Par Alexandre de Galzain
Qui aurait pu croire que le peuple albanais se rassemblerait, uni, derrière l’étendard du flamant rose ? Voilà désormais plusieurs semaines que l’Albanie est secouée par des manifestations de très grande ampleur, réunissant la gauche et la droite à travers tout le pays et portant le même message d’opposition à la destruction du patrimoine naturel albanais et au système de corruption du président socialiste Edi Rama.
Un projet titanesque
Tout commence avec l’annonce d’un gigantesque complexe hôtelier de luxe sur la côte adriatique, dans une zone protégée classée pour sa biodiversité exceptionnelle. Le projet, estimé à plus d’un milliard d’euros, est porté par Ivanka Trump et Jared Kushner, gendre de Donald Trump. Il prévoit des hôtels haut de gamme, des résidences privées et des infrastructures touristiques sur des terres incluant la lagune de Narta, sanctuaire de flamants roses et d’autres espèces protégées. La révolte prendra donc le nom de cet oiseau, devenu un symbole de l’identité albanaise.

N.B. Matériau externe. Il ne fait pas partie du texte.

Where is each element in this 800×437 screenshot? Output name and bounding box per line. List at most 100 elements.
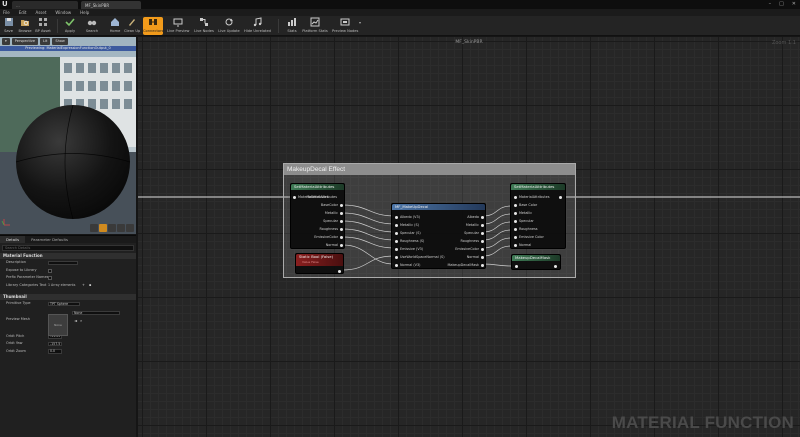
search-icon[interactable]: ⌕ xyxy=(80,317,82,325)
save-button[interactable]: Save xyxy=(2,17,15,35)
browse-arrow-icon[interactable]: ◄ xyxy=(74,317,77,325)
pin-normal-in-right[interactable]: Normal xyxy=(514,243,531,247)
pin-emissive-in[interactable]: Emissive (V3) xyxy=(395,247,423,251)
cylinder-icon[interactable] xyxy=(90,224,98,232)
platform-stats-button[interactable]: Platform Stats xyxy=(301,17,329,35)
pin-normal-in[interactable]: Normal (V3) xyxy=(395,263,420,267)
pin-makeup-decal-mask-out[interactable]: MakeupDecalMask xyxy=(447,263,484,267)
menu-asset[interactable]: Asset xyxy=(35,9,46,16)
tab-parameter-defaults[interactable]: Parameter Defaults xyxy=(25,236,74,243)
pin-specular[interactable]: Specular xyxy=(323,219,343,223)
live-nodes-button[interactable]: Live Nodes xyxy=(193,17,215,35)
pin-roughness-in[interactable]: Roughness (S) xyxy=(395,239,424,243)
pin-material-attributes-in-right[interactable]: MaterialAttributes xyxy=(514,195,550,199)
plane-icon[interactable] xyxy=(108,224,116,232)
document-tab-active[interactable]: MF_SkinPBR xyxy=(81,1,141,9)
pin-metallic-in-right[interactable]: Metallic xyxy=(514,211,532,215)
minimize-icon[interactable]: – xyxy=(769,1,772,7)
tab-details[interactable]: Details xyxy=(0,236,26,243)
pin-roughness-in-right[interactable]: Roughness xyxy=(514,227,538,231)
stats-button[interactable]: Stats xyxy=(285,17,299,35)
pin-albedo-in[interactable]: Albedo (V3) xyxy=(395,215,420,219)
pin-use-world-space-normal-in[interactable]: UseWorldSpaceNormal (S) xyxy=(395,255,445,259)
prop-orbit-yaw: Orbit Yaw -157.5 xyxy=(6,341,62,346)
toolbar-separator xyxy=(278,19,279,33)
maximize-icon[interactable]: □ xyxy=(779,1,784,7)
stats-icon xyxy=(288,18,296,26)
preview-mesh-dropdown[interactable]: None xyxy=(72,310,120,315)
pin-specular-out[interactable]: Specular xyxy=(464,231,484,235)
expose-to-library-checkbox[interactable] xyxy=(48,268,52,273)
nodes-icon xyxy=(200,18,208,26)
cube-icon[interactable] xyxy=(117,224,125,232)
close-icon[interactable]: ✕ xyxy=(792,1,796,7)
material-preview-viewport[interactable]: ▾ Perspective Lit Show Previewing: Mater… xyxy=(0,37,136,234)
pin-normal[interactable]: Normal xyxy=(326,243,343,247)
material-graph[interactable]: MF_SkinPBR Zoom 1:1 MakeupDecal Effect S… xyxy=(138,37,800,437)
pin-emissive-color-in-right[interactable]: Emissive Color xyxy=(514,235,544,239)
browse-button[interactable]: Browse xyxy=(17,17,33,35)
apply-button[interactable]: Apply xyxy=(63,17,77,35)
static-bool-node[interactable]: Static Bool (False) Value False xyxy=(295,253,344,274)
menu-window[interactable]: Window xyxy=(55,9,71,16)
live-update-button[interactable]: Live Update xyxy=(218,17,240,35)
set-material-attributes-node-left[interactable]: SetMaterialAttributes MaterialAttributes… xyxy=(290,183,345,249)
pin-emissive-color-out[interactable]: EmissiveColor xyxy=(455,247,484,251)
live-preview-button[interactable]: Live Preview xyxy=(167,17,189,35)
pin-roughness[interactable]: Roughness xyxy=(320,227,343,231)
previewing-banner: Previewing: MaterialExpressionFunctionOu… xyxy=(0,46,136,51)
lit-chip[interactable]: Lit xyxy=(40,38,51,45)
prefix-parameter-names-checkbox[interactable] xyxy=(48,276,52,280)
bp-asset-button[interactable]: BP Asset xyxy=(35,17,51,35)
preview-nodes-button[interactable]: Preview Nodes xyxy=(332,17,358,35)
description-field[interactable] xyxy=(48,260,78,265)
pin-specular-in-right[interactable]: Specular xyxy=(514,219,534,223)
viewport-menu-chip[interactable]: ▾ xyxy=(2,38,10,45)
details-panel: Details Parameter Defaults Search Detail… xyxy=(0,235,136,437)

Les habitants de Zvërnec, petit village côtier près de cette lagune de Narta, dénoncent un « écocide ». Destruction d’écosystèmes fragiles, opacité des permis, expropriations contestées et risques de pollution : tout est réuni pour saccager ce patrimoine naturel exceptionnel, une des rares zones protégées du littoral méditerranéen.
L’échec du socialiste Edi Rama
En quelques semaines, le mouvement s’est étendu à Tirana et à d’autres villes du pays. Des milliers de personnes descendent régulièrement dans la rue, brandissant des drapeaux roses symbolisant les flamants.
Le mot d’ordre dépasse rapidement la seule question environnementale et s’étend à tous les bords politiques : corruption, clientélisme, mainmise des oligarques et échecs du gouvernement Rama au pouvoir depuis 2013 sont désormais au cœur des revendications. Toutes les critiques étaient déjà là, ne manquait que l’étincelle. Pour se défendre, le Premier ministre socialiste brandit un argument que les Français connaissent bien : les ingérences étrangères – ici, russes et iraniennes, sans déborder d’originalité.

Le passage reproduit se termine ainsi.